«¿Por qué el Señor Jesús ha llamado a sus discípulos «la sal de la tierra»? (…). Como sabéis, la afirmación de Jesús se inserta en el sermón de la montaña, cuya lectura comenzó el domingo pasado con el texto de las ocho bienaventuranzas: Jesús, rodeado de una gran muchedumbre, está enseñando a sus discípulos (cf. Mt 5, 1), y precisamente a ellos, como de improviso, les dice no que «deben ser», sino que «son» la sal de la tierra. En una palabra, se diría que El, sin excluir obviamente el concepto de deber, designa una condición normal y estable del discipulado: no se es verdadero discípulo suyo, si no se es sal de la tierra. Por otra parte, resulta fácil la interpretación de la imagen: la sal es la sustancia que se usa para dar sabor a las comidas y para preservarlas, además, de la corrupción. El discípulo de Cristo, pues, es sal en la medida en que ofrece realmente a los otros hombres, más aún, a toda la sociedad humana, algo que sirva como un saludable fermento moral, algo que dé sabor y que tonifique. (…) Este fermento sólo puede ser la virtud.» (Benedicto XVI).

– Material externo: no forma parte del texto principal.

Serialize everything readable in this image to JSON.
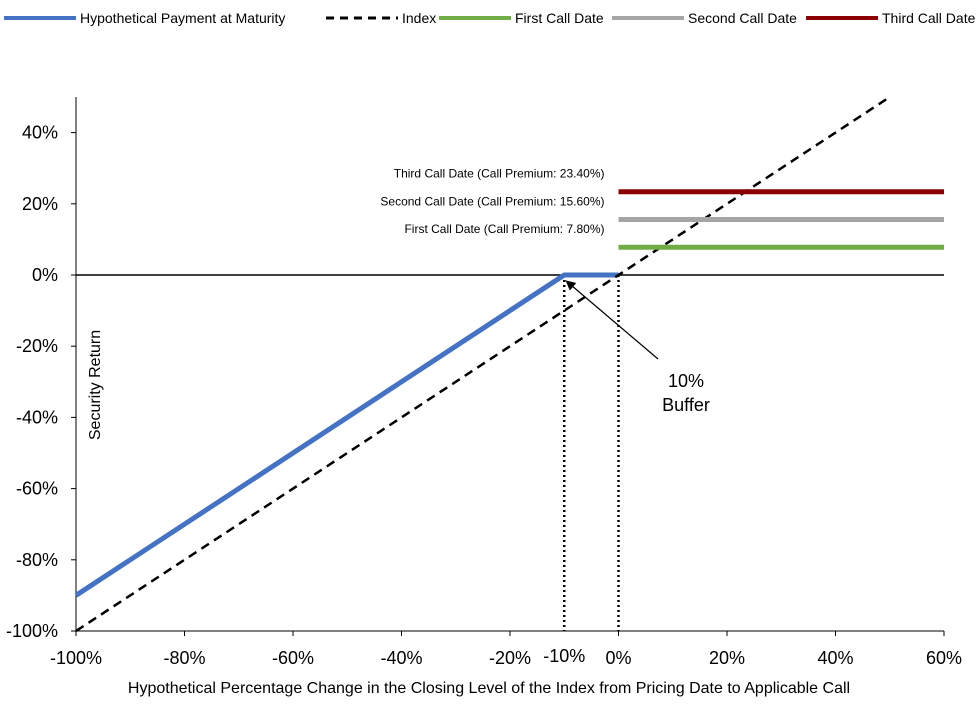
{
  "chart_data": {
    "type": "line",
    "xlabel": "Hypothetical Percentage Change in the Closing Level of the Index from Pricing Date to Applicable Call",
    "ylabel": "Security Return",
    "xlim": [
      -100,
      60
    ],
    "ylim": [
      -100,
      50
    ],
    "x_ticks": [
      "-100%",
      "-80%",
      "-60%",
      "-40%",
      "-20%",
      "0%",
      "20%",
      "40%",
      "60%"
    ],
    "x_tick_values": [
      -100,
      -80,
      -60,
      -40,
      -20,
      0,
      20,
      40,
      60
    ],
    "y_ticks": [
      "40%",
      "20%",
      "0%",
      "-20%",
      "-40%",
      "-60%",
      "-80%",
      "-100%"
    ],
    "y_tick_values": [
      40,
      20,
      0,
      -20,
      -40,
      -60,
      -80,
      -100
    ],
    "extra_x_tick": {
      "label": "-10%",
      "value": -10
    },
    "legend_placement": "top",
    "legend": [
      {
        "label": "Hypothetical Payment at Maturity",
        "color": "#4472C4",
        "style": "solid"
      },
      {
        "label": "Index",
        "color": "#000000",
        "style": "dashed"
      },
      {
        "label": "First Call Date",
        "color": "#70AD47",
        "style": "solid"
      },
      {
        "label": "Second Call Date",
        "color": "#A5A5A5",
        "style": "solid"
      },
      {
        "label": "Third Call Date",
        "color": "#8B0000",
        "style": "solid"
      }
    ],
    "series": [
      {
        "name": "Hypothetical Payment at Maturity",
        "color": "#4472C4",
        "x": [
          -100,
          -10,
          0
        ],
        "y": [
          -90,
          0,
          0
        ]
      },
      {
        "name": "Index",
        "color": "#000000",
        "x": [
          -100,
          50
        ],
        "y": [
          -100,
          50
        ]
      },
      {
        "name": "First Call Date",
        "color": "#70AD47",
        "x": [
          0,
          60
        ],
        "y": [
          7.8,
          7.8
        ]
      },
      {
        "name": "Second Call Date",
        "color": "#A5A5A5",
        "x": [
          0,
          60
        ],
        "y": [
          15.6,
          15.6
        ]
      },
      {
        "name": "Third Call Date",
        "color": "#8B0000",
        "x": [
          0,
          60
        ],
        "y": [
          23.4,
          23.4
        ]
      }
    ],
    "call_labels": [
      {
        "text": "First Call Date (Call Premium: 7.80%)",
        "y": 7.8
      },
      {
        "text": "Second Call Date (Call Premium: 15.60%)",
        "y": 15.6
      },
      {
        "text": "Third Call Date (Call Premium: 23.40%)",
        "y": 23.4
      }
    ],
    "annotation": {
      "lines": [
        "10%",
        "Buffer"
      ],
      "points_to": {
        "x": -10,
        "y": 0
      }
    },
    "reference_lines_x": [
      -10,
      0
    ]
  }
}
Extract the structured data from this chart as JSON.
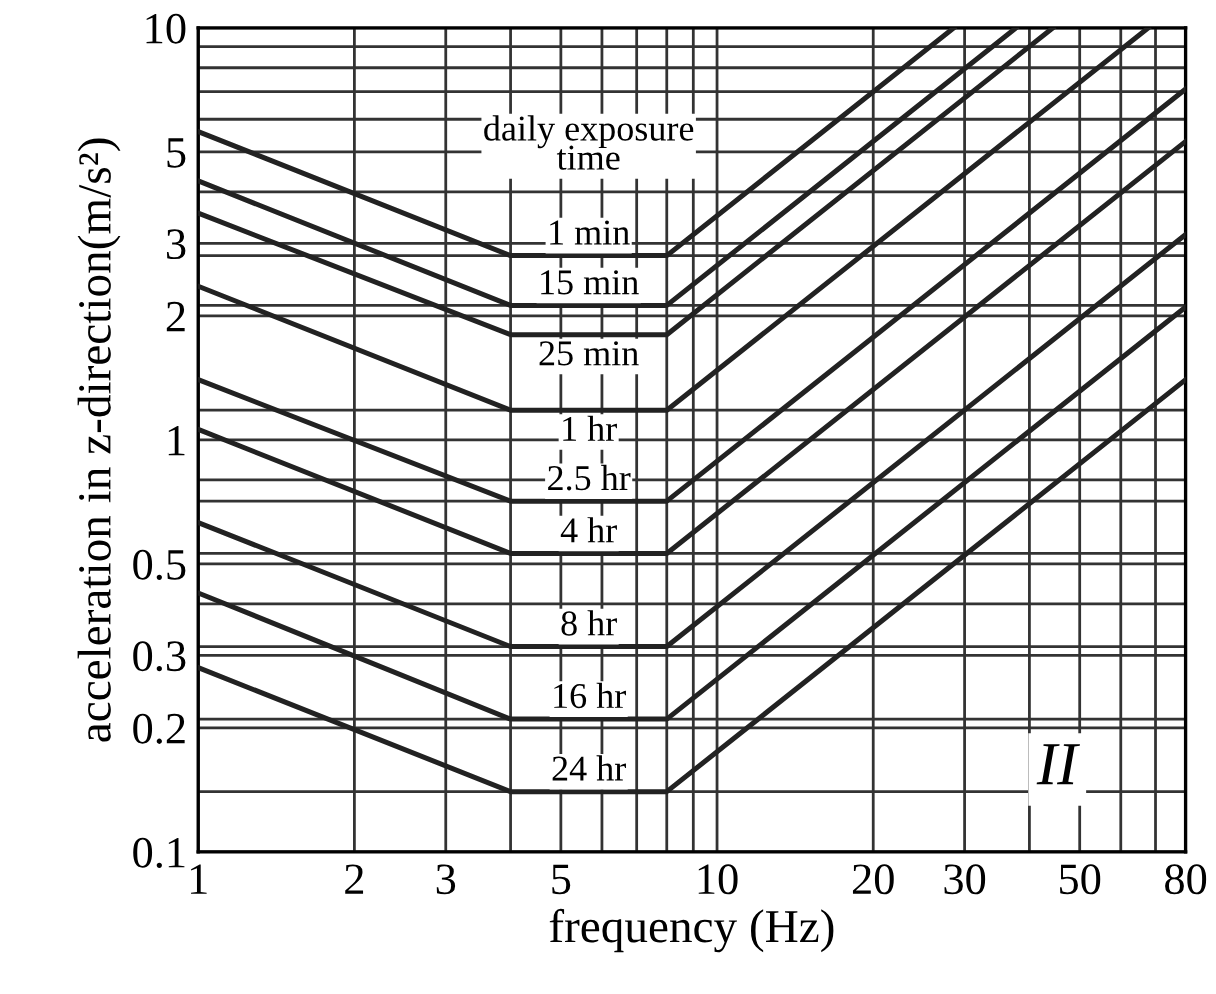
{
  "chart_data": {
    "type": "line",
    "xlabel": "frequency (Hz)",
    "ylabel": "acceleration in z-direction(m/s²)",
    "log": "xy",
    "grid": true,
    "marker": "none",
    "line_style": "solid",
    "xlim": [
      1,
      80
    ],
    "ylim": [
      0.1,
      10
    ],
    "xticks": [
      1,
      2,
      3,
      {
        "value": 4,
        "label": null
      },
      5,
      {
        "value": 6,
        "label": null
      },
      {
        "value": 7,
        "label": null
      },
      {
        "value": 8,
        "label": null
      },
      {
        "value": 9,
        "label": null
      },
      10,
      20,
      30,
      {
        "value": 40,
        "label": null
      },
      50,
      {
        "value": 60,
        "label": null
      },
      {
        "value": 70,
        "label": null
      },
      80
    ],
    "yticks": [
      0.1,
      {
        "value": 0.14,
        "label": null
      },
      0.2,
      {
        "value": 0.21,
        "label": null
      },
      0.3,
      {
        "value": 0.315,
        "label": null
      },
      {
        "value": 0.4,
        "label": null
      },
      0.5,
      {
        "value": 0.53,
        "label": null
      },
      {
        "value": 0.71,
        "label": null
      },
      {
        "value": 0.8,
        "label": null
      },
      1,
      {
        "value": 1.18,
        "label": null
      },
      2,
      {
        "value": 2.12,
        "label": null
      },
      {
        "value": 2.8,
        "label": null
      },
      3,
      {
        "value": 4,
        "label": null
      },
      5,
      {
        "value": 6,
        "label": null
      },
      {
        "value": 7,
        "label": null
      },
      {
        "value": 8,
        "label": null
      },
      {
        "value": 9,
        "label": null
      },
      10
    ],
    "series": [
      {
        "color": "#222222",
        "x": [
          1,
          4,
          8,
          28.6
        ],
        "values": [
          5.6,
          2.8,
          2.8,
          10
        ]
      },
      {
        "color": "#222222",
        "x": [
          1,
          4,
          8,
          37.7
        ],
        "values": [
          4.25,
          2.12,
          2.12,
          10
        ]
      },
      {
        "color": "#222222",
        "x": [
          1,
          4,
          8,
          44.4
        ],
        "values": [
          3.55,
          1.8,
          1.8,
          10
        ]
      },
      {
        "color": "#222222",
        "x": [
          1,
          4,
          8,
          67.8
        ],
        "values": [
          2.36,
          1.18,
          1.18,
          10
        ]
      },
      {
        "color": "#222222",
        "x": [
          1,
          4,
          8,
          80
        ],
        "values": [
          1.4,
          0.71,
          0.71,
          7.1
        ]
      },
      {
        "color": "#222222",
        "x": [
          1,
          4,
          8,
          80
        ],
        "values": [
          1.06,
          0.53,
          0.53,
          5.3
        ]
      },
      {
        "color": "#222222",
        "x": [
          1,
          4,
          8,
          80
        ],
        "values": [
          0.63,
          0.315,
          0.315,
          3.15
        ]
      },
      {
        "color": "#222222",
        "x": [
          1,
          4,
          8,
          80
        ],
        "values": [
          0.425,
          0.21,
          0.21,
          2.1
        ]
      },
      {
        "color": "#222222",
        "x": [
          1,
          4,
          8,
          80
        ],
        "values": [
          0.28,
          0.14,
          0.14,
          1.4
        ]
      }
    ],
    "annotations": [
      "daily exposure\ntime",
      "1 min",
      "15 min",
      "25 min",
      "1 hr",
      "2.5 hr",
      "4 hr",
      "8 hr",
      "16 hr",
      "24 hr",
      "II"
    ]
  }
}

Las palabras de Jesús en el evangelio de este domingo bien las podemos concentrar en esta palabra: virtud. Las virtudes son hábitos buenos que Dios infunde en nuestra alma (si son sobrenaturales) y que se podrían comparar a un músculo, pero espiritual. Si no ejercitamos los músculos y articulaciones que Dios ha puesto en nosotros para perseguir el bien y la verdad, entonces fácilmente caemos en los vicios, perdemos de vista a Dios, sumo bien, y nos vamos haciendo nosotros mismos jueces benévolos de nuestra impotencia y fracaso.

Las virtudes son la explicación de la vida cristiana; no las naturales, que se alcanzan con las fuerzas propias del hombre, sino las sobrenaturales, que Dios infunde directamente en nuestras almas. Hoy en día son frecuentes las comparaciones en los medios de comunicación de la Iglesia con, exclusivamente, sus obras asistenciales. Incluso algunos, queriendo defender a la Iglesia hoy, sólo esgrimen motivos cuantitativos en lo que a la asistencia humanitaria se refiere.

La Iglesia como cuerpo místico de Cristo que vive en nosotros, sus miembros, se entiende y se expresa sólo por sus virtudes, por las fuerzas que Dios ha puesto en nuestros corazones y que requieren en nosotros la repetición de la práctica (hábito). No podemos ser luz del mundo ni sal de la tierra sin Fe, Esperanza y Caridad. No son mérito nuestro, sino de Cristo que nos muestra el rostro del Padre (Fe), que nos promete una salvación íntimamente unida al sacrificio (Esperanza) y que nos permite imitar el amor de su Corazón (Caridad/Amor).

Este es el esqueleto de la comunidad de los discípulos de Cristo, la Iglesia, y como dice el papa Benedicto, no tenemos que serlo (mensaje del mundo / moralina), sino que ya lo somos en acto. Mostremos al mundo la luz de Dios con nuestras obras y con mucha esperanza teologal: así lo expresa la Madre Teresa de Calcuta.

Cada uno de nosotros somos un instrumento pobre. Si observas la composición de un aparato eléctrico, encontrarás un ensamblaje de hilos grandes y pequeños, nuevos y gastados, caros y baratos. Si la corriente eléctrica no pasa a través de todo ello, no habrá luz. Estos hilos somos tú y yo. Dios es la corriente. Tenemos poder para dejar pasar la corriente a través de nosotros, dejarnos utilizar por Dios, dejar que se produzca luz en el mundo o bien rehusar ser instrumentos y dejar que las tinieblas se extiendan.